The above given are some of the situations and requirements which made digital banking need of the hour.
Future of Digital Banking
Banking industry will look totally different by 2030 with evolutionary and radical changes. Banking industry’s environment would be far more competitive and innovative leading to improve efficiency of banks in serving customers with various services at reasonable cost. Banks may use technology and give full control to accountholders/customers and customers can have their own way in dealing with their bank and it stimulates costomer. Banks will help customer have autonomy to make choices of savings, investments, and controlling their personal data. On an overall banks help customers improve financial wellbeing through their models business models.
Conclusion
Indian banking industry journey has a long way pre and post-independence period i.e., over the 100 years. The numbers of customers increased drastically after launch of PMJDY. Nationalisation of banks in two phases, liberalisation of economy, internet revolution, and technology changed the face of banking industry.
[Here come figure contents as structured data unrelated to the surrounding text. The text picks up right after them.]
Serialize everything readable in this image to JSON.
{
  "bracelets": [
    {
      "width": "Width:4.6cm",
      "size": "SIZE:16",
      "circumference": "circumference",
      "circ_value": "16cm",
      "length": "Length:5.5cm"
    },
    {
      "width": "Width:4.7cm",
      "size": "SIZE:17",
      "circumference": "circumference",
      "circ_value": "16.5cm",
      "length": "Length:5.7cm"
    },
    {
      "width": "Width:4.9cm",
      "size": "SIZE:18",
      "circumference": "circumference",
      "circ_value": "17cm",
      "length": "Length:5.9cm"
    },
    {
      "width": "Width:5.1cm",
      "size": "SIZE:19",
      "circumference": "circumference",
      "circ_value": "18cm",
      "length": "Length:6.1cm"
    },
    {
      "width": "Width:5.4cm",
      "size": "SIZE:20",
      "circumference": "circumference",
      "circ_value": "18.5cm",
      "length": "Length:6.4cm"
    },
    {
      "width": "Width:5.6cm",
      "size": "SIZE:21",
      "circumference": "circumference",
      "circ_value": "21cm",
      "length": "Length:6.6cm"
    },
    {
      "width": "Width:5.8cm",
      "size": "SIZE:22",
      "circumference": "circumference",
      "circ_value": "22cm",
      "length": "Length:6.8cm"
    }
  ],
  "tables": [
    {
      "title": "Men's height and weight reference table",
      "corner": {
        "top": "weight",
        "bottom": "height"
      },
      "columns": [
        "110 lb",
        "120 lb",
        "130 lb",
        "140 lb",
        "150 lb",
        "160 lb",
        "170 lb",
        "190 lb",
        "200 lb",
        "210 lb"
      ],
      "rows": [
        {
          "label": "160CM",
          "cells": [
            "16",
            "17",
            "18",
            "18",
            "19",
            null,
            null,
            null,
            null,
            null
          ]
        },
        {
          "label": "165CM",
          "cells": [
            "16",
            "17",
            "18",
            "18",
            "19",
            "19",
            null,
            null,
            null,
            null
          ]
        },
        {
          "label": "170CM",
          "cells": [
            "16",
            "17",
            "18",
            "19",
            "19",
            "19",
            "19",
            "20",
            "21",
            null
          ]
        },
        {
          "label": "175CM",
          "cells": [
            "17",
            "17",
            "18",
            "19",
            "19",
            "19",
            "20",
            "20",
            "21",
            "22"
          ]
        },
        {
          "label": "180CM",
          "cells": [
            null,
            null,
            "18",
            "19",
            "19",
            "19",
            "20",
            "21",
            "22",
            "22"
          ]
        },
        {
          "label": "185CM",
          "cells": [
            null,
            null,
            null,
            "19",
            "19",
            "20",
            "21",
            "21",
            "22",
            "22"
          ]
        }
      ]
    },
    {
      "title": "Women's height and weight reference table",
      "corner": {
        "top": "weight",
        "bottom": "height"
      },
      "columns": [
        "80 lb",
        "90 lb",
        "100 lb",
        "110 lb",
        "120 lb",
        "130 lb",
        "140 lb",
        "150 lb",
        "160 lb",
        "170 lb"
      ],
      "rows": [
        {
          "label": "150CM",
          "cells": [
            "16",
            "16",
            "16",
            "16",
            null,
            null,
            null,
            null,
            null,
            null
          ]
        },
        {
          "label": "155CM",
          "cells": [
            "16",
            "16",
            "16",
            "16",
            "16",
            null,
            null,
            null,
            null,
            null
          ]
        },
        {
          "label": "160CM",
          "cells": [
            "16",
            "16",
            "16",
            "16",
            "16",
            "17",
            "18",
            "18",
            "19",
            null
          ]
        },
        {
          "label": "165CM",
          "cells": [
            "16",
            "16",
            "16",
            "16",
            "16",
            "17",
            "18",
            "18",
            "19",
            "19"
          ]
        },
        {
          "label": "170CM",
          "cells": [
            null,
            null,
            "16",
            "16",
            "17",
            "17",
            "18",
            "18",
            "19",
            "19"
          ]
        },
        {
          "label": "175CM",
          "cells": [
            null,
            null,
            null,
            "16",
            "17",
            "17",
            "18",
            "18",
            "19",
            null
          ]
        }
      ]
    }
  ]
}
Banks moved from traditional manual system of doing business to digital banking what we see today. Customer can do bank transactions 24 * 7 which was impossible in traditional banking era. India’s Digital Public Infrastructure (DPI) has been a significant enabler of digital banking transformation. For example, the JAM (Jan Dhan, Aadhaar, Mobile), Unified Payments Interface (UPI), The Account Aggregator (AA) framework has played a key role. With the launch Aadhaar it has become easy to fulfil the Know your customer (KYC) requirements and open bank account. Further, BharatNet and UPI made banking services are accessible in remote areas. Especially during COVID 19 digital banking flourished and shown the real benefit of opting digital banking for banking. Digital banking helped in improving financial inclusion. It is also helping to reduce unaccounted money and corruption by linking Aadhaar to bank accounts. On an overall, transformation in banking, willingness to adopt, consumer comfort with digital payment methods, growth in biometric payment, nationwide financial inclusion, and COVID – 19 accelerated growth made digital banking success and made many things happen which we were not dreamt in dreams. Indian banks are recorded three per cent higher than the global average in mobile banking as per the latest survey by Deloitte. Therefore, digital banking is the need of the hour in the present state of economic development.